As part of the settlement, the defendants’ also agreed to pay the plaintiffs’ attorneys’ fees of $950,000, the payment of which is to be funded by the company’s D&O insurance.
As I noted above, during the period 2014 through 2016, a number of shareholder derivative lawsuits were filed against companies that had experienced high profile data breaches, including the derivative lawsuit filed against Wendy’s. The other derivative suits, filed against Wyndham Worldwide, Target and Home Depot, were all dismissed, as noted respectively, here, here and here. The Home Depot case ultimately settled for an agreement to adopt certain remedial measures and an agreement to pay plaintiffs’ attorneys’ fees of up to $1.25 million . Now the Wendy’s case has been settled, also for the agreement to adopt remedial measures and the payment of relatively modest plaintiffs’ attorneys’ fees.
Even with the settlement of the Wendy’s case, the plaintiffs’ track record in the derivative suits is at best mixed. There would seem to be little here to provide significant incentives to other prospective claimants (and more importantly to their attorneys) o pursue these kinds of claims. The plaintiffs’ track record in data breach related securities class action lawsuits arguably shows more promise, as there has been one sizeable securities suit settlement; as noted here, in January, Yahoo settled its data breach related securities suit for $80 million.
Given this history, it arguably comes as no surprise that since December 2016, plaintiffs’ lawyers have not filed any further data breach related shareholder derivative lawsuits. Plaintiffs’ lawyers have continued to file data breach related lawsuits but in the form of securities class action lawsuits.
There is of course no guarantee that there might not be further data breach derivative lawsuits filed. One of the reason there have been relatively few data breach related securities class action lawsuits is that news that a company has suffered a data breach often does not affect the company’s share price. In the absence of a share price decline, plaintiff shareholders are likelier to pursue a derivative suit than a securities suit, although that logic has not been enough to encourage other claimants to file data breach related derivative suits in recent months. For now, the plaintiffs lawyers seem to be interested in pursuing claims only in those cases in which the data breach was accompanied by a share price decline, and then to pursue the claim as a securities suit rather than as a derivative suit.
The possibility that there might be more data breach related D&O suits has been a discussion topic for years.

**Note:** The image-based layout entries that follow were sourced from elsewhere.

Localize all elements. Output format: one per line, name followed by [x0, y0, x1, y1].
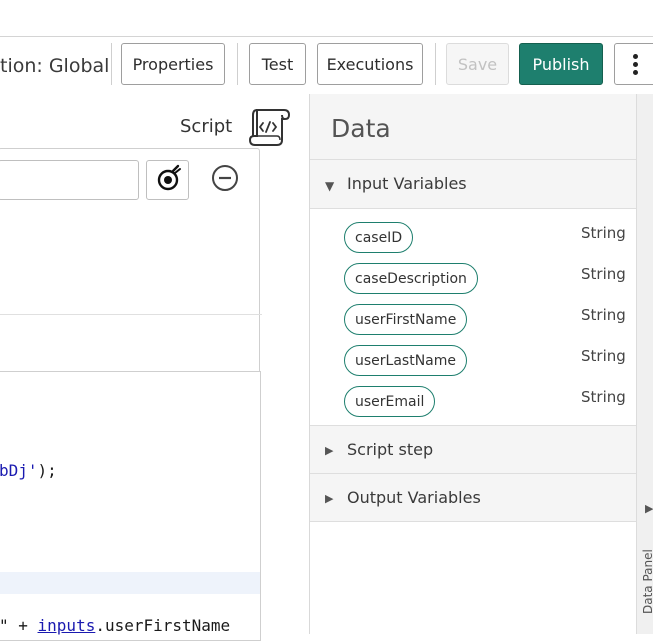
- active-line-highlight: [0, 572, 260, 594]
- variable-type: String: [581, 265, 626, 283]
- code-line: " + inputs.userFirstName: [0, 616, 231, 635]
- data-panel-empty-area: [310, 521, 636, 635]
- executions-button[interactable]: Executions: [317, 43, 423, 85]
- remove-variable-icon[interactable]: [210, 163, 240, 193]
- toolbar-divider: [237, 43, 238, 85]
- variable-pill-case-id[interactable]: caseID: [344, 222, 414, 253]
- kebab-menu-icon: [633, 54, 638, 59]
- save-button[interactable]: Save: [446, 43, 509, 85]
- variable-pill-user-first-name[interactable]: userFirstName: [344, 304, 468, 335]
- test-button[interactable]: Test: [249, 43, 306, 85]
- publish-button[interactable]: Publish: [519, 43, 603, 85]
- section-divider: [0, 314, 262, 315]
- toolbar-divider: [435, 43, 436, 85]
- script-scroll-icon: [248, 109, 291, 146]
- designer-toolbar: tion: Global Properties Test Executions …: [0, 36, 653, 95]
- input-variables-list: caseID String caseDescription String use…: [310, 208, 636, 425]
- data-pill-picker-icon: [157, 164, 181, 191]
- expand-triangle-icon: ▶: [325, 492, 334, 505]
- input-variables-section-header[interactable]: ▼ Input Variables: [310, 159, 636, 208]
- variable-pill-case-description[interactable]: caseDescription: [344, 263, 478, 294]
- collapse-triangle-icon: ▼: [325, 179, 335, 193]
- code-line: bDj');: [0, 461, 57, 480]
- expand-panel-icon[interactable]: ▶: [645, 502, 653, 515]
- data-panel-title: Data: [331, 114, 391, 143]
- application-scope-label: tion: Global: [0, 55, 110, 77]
- variable-type: String: [581, 306, 626, 324]
- input-variable-field[interactable]: [0, 160, 139, 200]
- variable-type: String: [581, 347, 626, 365]
- variable-type: String: [581, 224, 626, 242]
- variable-type: String: [581, 388, 626, 406]
- variable-pill-user-last-name[interactable]: userLastName: [344, 345, 468, 376]
- more-options-button[interactable]: [614, 43, 653, 85]
- script-step-label: Script: [180, 116, 233, 137]
- variable-pill-user-email[interactable]: userEmail: [344, 386, 436, 417]
- data-panel: Data ▼ Input Variables caseID String cas…: [310, 94, 636, 635]
- script-code-editor[interactable]: bDj'); " + inputs.userFirstName: [0, 371, 261, 641]
- data-pill-picker-button[interactable]: [146, 160, 189, 200]
- properties-button[interactable]: Properties: [121, 43, 225, 85]
- script-step-section-header[interactable]: ▶ Script step: [310, 425, 636, 474]
- data-panel-rail[interactable]: ▶ Data Panel: [636, 94, 653, 634]
- output-variables-section-header[interactable]: ▶ Output Variables: [310, 473, 636, 522]
- data-panel-rail-label: Data Panel: [641, 549, 653, 614]
- expand-triangle-icon: ▶: [325, 444, 334, 457]
- toolbar-divider: [111, 43, 112, 85]
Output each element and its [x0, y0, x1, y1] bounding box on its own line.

The fact is that there just haven’t been all that many data breach D&O lawsuits filed overall, whether in the form of derivative suits or in the form of class action lawsuits. While I continue to believe that we will see more data breach-related D&O lawsuits to be filed, it just doesn’t seem that there are going to be that many of them. High profile data breaches such as the one experienced at Yahoo and Equifax may draw D&O lawsuits, but, it seems, other data breaches may not.